Exploring the healing power of literature, the magic of first love, and the ways our family and homeland can save (or shatter) us, Spring in Siberia is a coming-of-age novel that, in the darkest of times, glows with hope and the yearning for freedom to be oneself—completely.
“A capacious work of vision, courage, and thoroughness, Spring in Siberia upholds the original promise of the novel: which is to contain all, protect nothing, and to shift perpetually in definition and scope. A work of earnest, grounded, and ultimately hopeful testimony of selfhood at the brink.”
– Poet, essayist, and novelist Ocean Vuong is the New York Times best-selling author of On Earth We’re Briefly Gorgeous.
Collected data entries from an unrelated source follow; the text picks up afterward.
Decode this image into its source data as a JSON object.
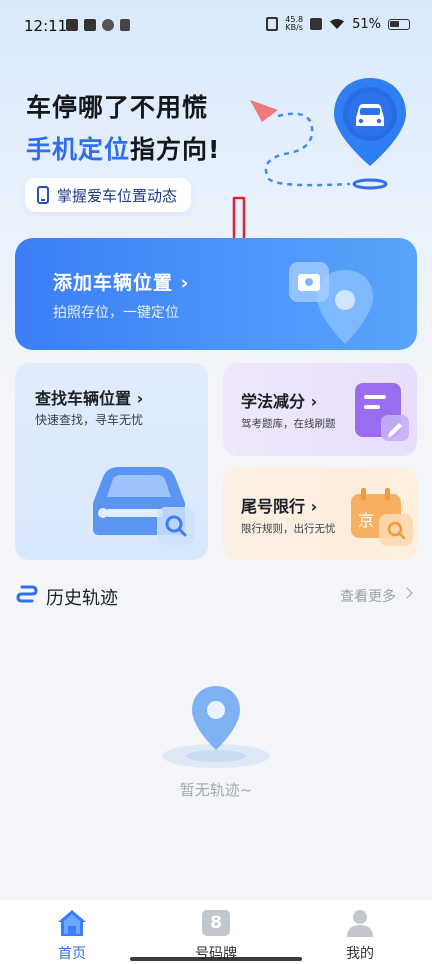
{
  "status_bar": {
    "time": "12:11",
    "net_speed_value": "45.8",
    "net_speed_unit": "KB/s",
    "battery": "51%"
  },
  "hero": {
    "line1": "车停哪了不用慌",
    "line2_highlight": "手机定位",
    "line2_rest": "指方向!",
    "pill_label": "掌握爱车位置动态"
  },
  "add_card": {
    "title": "添加车辆位置 ›",
    "subtitle": "拍照存位，一键定位"
  },
  "find_card": {
    "title": "查找车辆位置 ›",
    "subtitle": "快速查找，寻车无忧"
  },
  "study_card": {
    "title": "学法减分 ›",
    "subtitle": "驾考题库，在线刷题"
  },
  "tail_card": {
    "title": "尾号限行 ›",
    "subtitle": "限行规则，出行无忧",
    "badge_char": "京"
  },
  "history": {
    "title": "历史轨迹",
    "more": "查看更多",
    "empty_text": "暂无轨迹~"
  },
  "bottom_nav": {
    "items": [
      {
        "label": "首页",
        "icon": "home-icon",
        "active": true
      },
      {
        "label": "号码牌",
        "icon": "plate-icon",
        "plate_char": "8",
        "active": false
      },
      {
        "label": "我的",
        "icon": "profile-icon",
        "active": false
      }
    ]
  },
  "colors": {
    "accent": "#2f6ef0",
    "add_card_start": "#3b7ef7",
    "add_card_end": "#5aa5fb",
    "annotation_arrow": "#e0242a"
  }
}
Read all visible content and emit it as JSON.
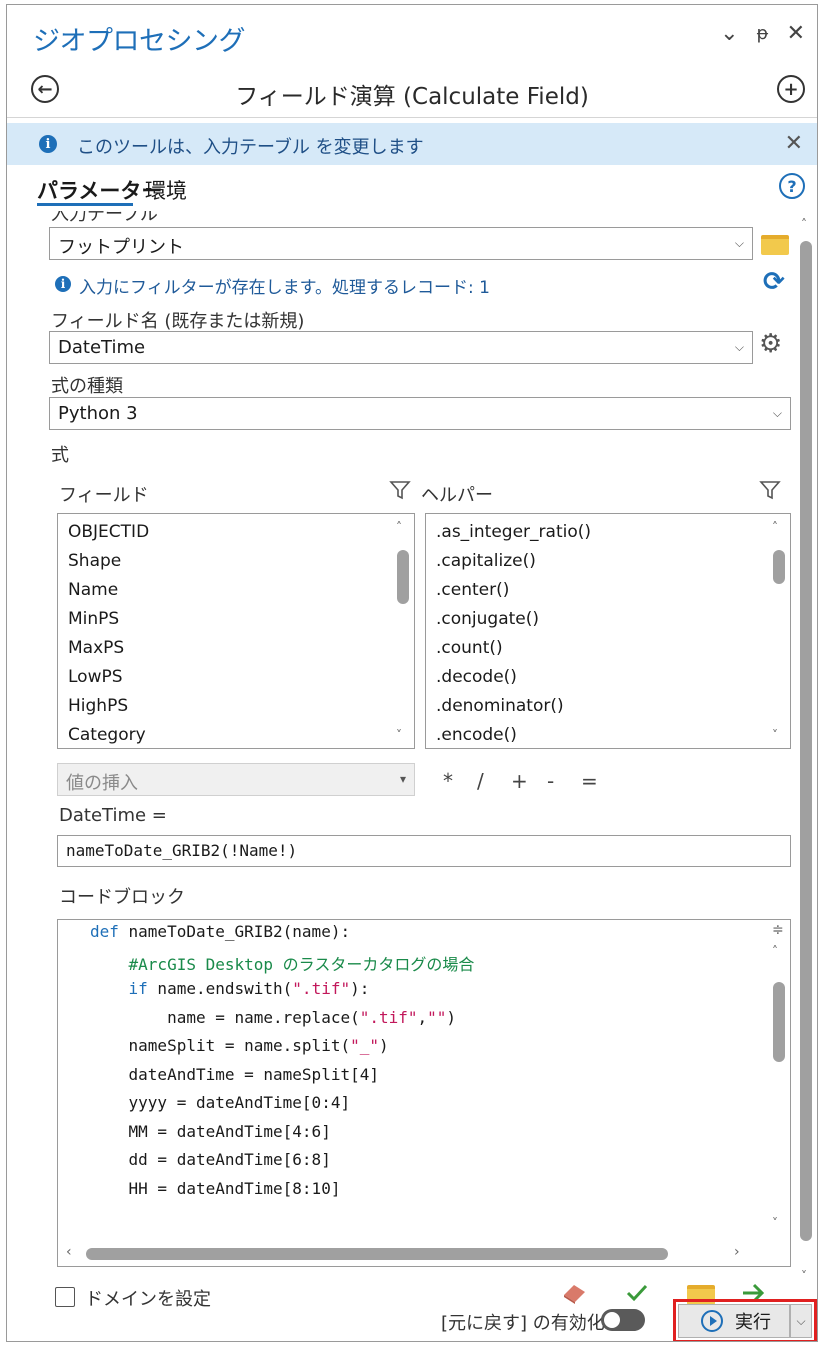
{
  "header": {
    "pane_title": "ジオプロセシング",
    "tool_title": "フィールド演算 (Calculate Field)"
  },
  "info_bar": {
    "message": "このツールは、入力テーブル を変更します"
  },
  "tabs": [
    {
      "label": "パラメーター",
      "active": true
    },
    {
      "label": "環境",
      "active": false
    }
  ],
  "params": {
    "input_table_label": "入力テーブル",
    "input_table_value": "フットプリント",
    "filter_message": "入力にフィルターが存在します。処理するレコード: 1",
    "field_name_label": "フィールド名 (既存または新規)",
    "field_name_value": "DateTime",
    "expression_type_label": "式の種類",
    "expression_type_value": "Python 3",
    "expression_label": "式"
  },
  "fields": {
    "header": "フィールド",
    "items": [
      "OBJECTID",
      "Shape",
      "Name",
      "MinPS",
      "MaxPS",
      "LowPS",
      "HighPS",
      "Category"
    ]
  },
  "helpers": {
    "header": "ヘルパー",
    "items": [
      ".as_integer_ratio()",
      ".capitalize()",
      ".center()",
      ".conjugate()",
      ".count()",
      ".decode()",
      ".denominator()",
      ".encode()"
    ]
  },
  "insert_value": {
    "placeholder": "値の挿入"
  },
  "operators": [
    "*",
    "/",
    "+",
    "-",
    "="
  ],
  "expression": {
    "label": "DateTime =",
    "value": "nameToDate_GRIB2(!Name!)"
  },
  "code_block": {
    "label": "コードブロック",
    "lines": [
      [
        {
          "t": "def ",
          "c": "kw"
        },
        {
          "t": "nameToDate_GRIB2(name):",
          "c": ""
        }
      ],
      [
        {
          "t": "    #ArcGIS Desktop のラスターカタログの場合",
          "c": "cm"
        }
      ],
      [
        {
          "t": "    ",
          "c": ""
        },
        {
          "t": "if",
          "c": "kw"
        },
        {
          "t": " name.endswith(",
          "c": ""
        },
        {
          "t": "\".tif\"",
          "c": "st"
        },
        {
          "t": "):",
          "c": ""
        }
      ],
      [
        {
          "t": "        name = name.replace(",
          "c": ""
        },
        {
          "t": "\".tif\"",
          "c": "st"
        },
        {
          "t": ",",
          "c": ""
        },
        {
          "t": "\"\"",
          "c": "st"
        },
        {
          "t": ")",
          "c": ""
        }
      ],
      [
        {
          "t": "    nameSplit = name.split(",
          "c": ""
        },
        {
          "t": "\"_\"",
          "c": "st"
        },
        {
          "t": ")",
          "c": ""
        }
      ],
      [
        {
          "t": "    dateAndTime = nameSplit[4]",
          "c": ""
        }
      ],
      [
        {
          "t": "    yyyy = dateAndTime[0:4]",
          "c": ""
        }
      ],
      [
        {
          "t": "    MM = dateAndTime[4:6]",
          "c": ""
        }
      ],
      [
        {
          "t": "    dd = dateAndTime[6:8]",
          "c": ""
        }
      ],
      [
        {
          "t": "    HH = dateAndTime[8:10]",
          "c": ""
        }
      ]
    ]
  },
  "footer": {
    "set_domain_label": "ドメインを設定",
    "enable_undo_label": "[元に戻す] の有効化",
    "run_label": "実行"
  },
  "colors": {
    "accent": "#1e6fb8",
    "info_bg": "#d6e9f8",
    "highlight_border": "#e02020"
  }
}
“I read this and was very very impressed. It was touching and well written, genuinely compelling and convincing.”
– Writer, actor, and director Sir Stephen Fry is the author of, among many other international best-sellers, Troy, Mythos, and Heroes.
“There are writers who have talent, and there are writers who have fascinating stories to tell, and it’s not all that often that the two, blessedly, meet. But in Artem Mozgovoy’s Spring in Siberia they have indeed met—with a directness and clarity and acute sense of observation and of the childhood world around him that is as rare as it is invigorating. The story of an overly sensitive and creative child trying to thrive and survive in an adult world often impervious to his gifts is hardly a new one, but what Mozgovoy does in this moving and richly observed memoir is to shed new light on that age-old theme, as well as providing a kind of mini-history of the post-Gorbachev Russia and a deeply textured portrait of conflict-torn Siberian life. This is a wonderful book about a fascinating though troubled childhood by a deeply talented and original writer who had both the wits to survive it and the talent to transform it into art. It reaffirms my belief in both the healing power of literature and its ability to broaden the sympathies of all those who are fortunate enough to enter its domain. I admire it, and him, deeply.”
– Poet, novelist, essayist, and short story writer Michael Blumenthal is the former Director of Creative Writing at Harvard.
“With Spring in Siberia, a new, heady Russian dish—sweet, sad, savage and resolutely gay—has been brought in triumph to the table of American writing.”
– John Clanchy, Australian and international prizewinning author.